The genetic code of most organisms consists of a sequence of 64 codons, triplets of nucleotides, that code for 20 amino acids. In this research, scientists replaced the UAG codon with the UAA codon. As a result, viruses introduced into genomically recoded E. coli that contain the eliminated UAG codon cannot properly produce and express the protein necessary to infect the organism, Isaacs said, and the organism is resistant to that virus.

The researchers’ success can help solve two of the biotechnology industry’s unsolved problems: bio-safety and virus infection, particularly in processes that rely on organisms. Large bodies of organisms, which are used to produce compounds, drugs and other chemicals, are often compromised by a virus or phage infection and turned into “two million liters of useless fluid,” Harvard Medical School professor of genetics and senior co-author George Church said. However, through the use of genomically recoded organisms, industries might be able to counter those deleterious effects and make the processes more stable, Church said.

Isaacs and Church also showed that eliminating the UAG codon frees up a protein coding space in an organism’s genome, allowing for a more efficient incorporation of non-standard amino acids — amino acids that are not traditionally coded for.

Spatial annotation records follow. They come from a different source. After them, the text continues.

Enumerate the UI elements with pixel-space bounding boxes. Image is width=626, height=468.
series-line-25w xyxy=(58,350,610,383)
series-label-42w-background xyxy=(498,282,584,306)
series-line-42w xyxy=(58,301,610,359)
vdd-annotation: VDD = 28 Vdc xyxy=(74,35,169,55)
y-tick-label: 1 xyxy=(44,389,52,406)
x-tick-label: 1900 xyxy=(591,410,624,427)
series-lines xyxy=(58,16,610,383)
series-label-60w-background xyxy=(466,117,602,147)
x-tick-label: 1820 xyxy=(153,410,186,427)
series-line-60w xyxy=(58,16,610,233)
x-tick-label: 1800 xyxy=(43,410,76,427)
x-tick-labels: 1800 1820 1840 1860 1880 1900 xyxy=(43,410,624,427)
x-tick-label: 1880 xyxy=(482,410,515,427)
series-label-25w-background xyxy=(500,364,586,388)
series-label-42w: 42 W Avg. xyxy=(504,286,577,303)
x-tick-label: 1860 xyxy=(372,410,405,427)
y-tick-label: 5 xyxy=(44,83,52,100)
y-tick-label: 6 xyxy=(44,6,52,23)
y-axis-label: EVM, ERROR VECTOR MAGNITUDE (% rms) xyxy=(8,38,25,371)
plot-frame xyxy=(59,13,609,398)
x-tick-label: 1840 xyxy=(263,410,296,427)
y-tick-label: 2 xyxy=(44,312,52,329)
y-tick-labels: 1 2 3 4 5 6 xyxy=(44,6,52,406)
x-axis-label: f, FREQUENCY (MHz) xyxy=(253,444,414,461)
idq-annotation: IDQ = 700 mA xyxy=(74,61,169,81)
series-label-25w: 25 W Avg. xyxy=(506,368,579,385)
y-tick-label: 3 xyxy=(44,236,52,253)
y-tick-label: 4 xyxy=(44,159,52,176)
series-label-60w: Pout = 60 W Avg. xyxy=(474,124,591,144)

Normally, non-standard amino acids must compete with naturally-occurring amino acids to be synthesized into a protein, Church said.

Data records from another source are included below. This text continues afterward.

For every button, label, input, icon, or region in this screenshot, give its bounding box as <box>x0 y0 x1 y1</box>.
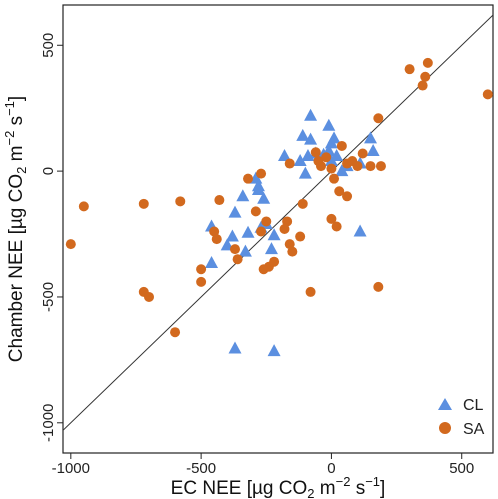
point-sa-9 <box>209 226 220 237</box>
point-sa-14 <box>243 173 254 184</box>
point-cl-18 <box>278 149 292 162</box>
y-axis-title: Chamber NEE [µg CO2 m−2 s−1] <box>2 96 29 362</box>
point-sa-35 <box>329 173 340 184</box>
point-sa-28 <box>305 286 316 297</box>
point-cl-35 <box>205 255 219 268</box>
point-cl-0 <box>304 108 318 121</box>
point-cl-22 <box>251 182 265 195</box>
point-sa-45 <box>373 113 384 124</box>
point-sa-30 <box>310 147 321 158</box>
point-sa-17 <box>261 216 272 227</box>
point-sa-49 <box>404 64 415 75</box>
point-sa-24 <box>284 239 295 250</box>
x-tick-label-1: -500 <box>186 460 216 477</box>
point-cl-34 <box>264 242 278 255</box>
point-sa-0 <box>65 239 76 250</box>
x-axis-title: EC NEE [µg CO2 m−2 s−1] <box>171 474 386 499</box>
legend-label-sa: SA <box>463 421 485 438</box>
point-sa-22 <box>282 216 293 227</box>
point-sa-4 <box>214 195 225 206</box>
x-tick-label-3: 500 <box>449 460 474 477</box>
point-cl-25 <box>228 205 242 218</box>
point-sa-25 <box>287 246 298 257</box>
point-sa-48 <box>373 281 384 292</box>
point-cl-36 <box>353 224 367 237</box>
point-sa-53 <box>482 89 493 100</box>
point-cl-29 <box>225 229 239 242</box>
point-sa-52 <box>422 57 433 68</box>
point-cl-3 <box>304 132 318 145</box>
point-sa-1 <box>78 201 89 212</box>
point-sa-20 <box>258 264 269 275</box>
point-cl-33 <box>238 244 252 257</box>
point-sa-38 <box>336 140 347 151</box>
y-tick-label-2: 0 <box>40 167 57 175</box>
y-tick-label-1: -500 <box>40 282 57 312</box>
point-sa-13 <box>232 254 243 265</box>
point-sa-2 <box>138 198 149 209</box>
one-to-one-line <box>63 14 493 432</box>
point-cl-24 <box>257 191 271 204</box>
point-sa-27 <box>297 198 308 209</box>
point-sa-43 <box>365 161 376 172</box>
point-sa-42 <box>357 148 368 159</box>
legend-marker-cl <box>438 398 452 410</box>
legend-marker-sa <box>439 422 451 434</box>
point-sa-18 <box>256 226 267 237</box>
point-sa-51 <box>420 71 431 82</box>
point-sa-44 <box>375 161 386 172</box>
point-sa-16 <box>250 206 261 217</box>
point-sa-34 <box>326 163 337 174</box>
x-tick-label-2: 0 <box>327 460 335 477</box>
point-sa-3 <box>175 196 186 207</box>
point-sa-8 <box>196 276 207 287</box>
point-sa-41 <box>352 161 363 172</box>
legend-label-cl: CL <box>463 397 484 414</box>
y-tick-label-3: 500 <box>40 33 57 58</box>
y-tick-label-0: -1000 <box>40 404 57 442</box>
point-sa-37 <box>342 191 353 202</box>
point-sa-26 <box>295 231 306 242</box>
point-cl-19 <box>298 166 312 179</box>
point-sa-47 <box>331 221 342 232</box>
point-cl-31 <box>267 228 281 241</box>
point-cl-30 <box>241 225 255 238</box>
point-sa-11 <box>170 327 181 338</box>
point-sa-29 <box>284 158 295 169</box>
point-sa-33 <box>321 152 332 163</box>
point-sa-36 <box>334 186 345 197</box>
point-sa-15 <box>256 168 267 179</box>
point-cl-17 <box>366 143 380 156</box>
point-cl-38 <box>267 344 281 357</box>
point-sa-6 <box>144 291 154 302</box>
point-cl-1 <box>322 118 336 131</box>
plot-area <box>62 4 494 454</box>
legend: CL SA <box>438 397 485 438</box>
point-cl-12 <box>324 154 338 167</box>
point-cl-2 <box>296 128 310 141</box>
point-sa-7 <box>196 264 207 275</box>
point-sa-46 <box>326 213 337 224</box>
point-cl-23 <box>236 189 250 202</box>
x-tick-label-0: -1000 <box>52 460 90 477</box>
point-cl-37 <box>228 341 242 354</box>
point-cl-16 <box>364 131 378 144</box>
point-cl-6 <box>293 154 307 167</box>
point-sa-12 <box>230 244 240 255</box>
point-sa-50 <box>417 80 428 91</box>
point-sa-23 <box>279 224 290 234</box>
point-sa-32 <box>316 161 326 172</box>
point-sa-10 <box>211 234 222 245</box>
point-sa-21 <box>269 256 280 267</box>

Yet after the deletion of the UAG codon, the codon can be reintroduced back into the genome with a new non-standard amino acid associated with it.

“We now have a dedicated codon that will allow us to very efficiently introduce the 21st amino acid with new chemical properties, which will allow us to change the function and stability of the protein and create new types of drugs,” Isaacs said. “We’re really opening up a new spectrum of chemical proteins.”

Having proven the ability to establish viral resistance via genomic recoding in E.coli, researchers are interested in applying this technology to other organisms in the the dairy industry and pharmaceuticals for which viruses are a problem.

The technology in genomic recoding of E. coli is applicable to other organisms in principle, Church said.

Professor of biological engineering at the Massachusetts Institute of Technology Timothy Lu said the studywas a major advance over other genomic studies, adding that the technique which the reseachers developed should be translatable across organisms.

“They’re just scratching what’s possible,” said Lu. “Now the question is, can they re-encode larger subsets of functions inside the cell and do larger things. It seems promising in this technology.”

Apart from Harvard and Yale, study collaborators included MIT, the Scripps Research Institute and Columbia.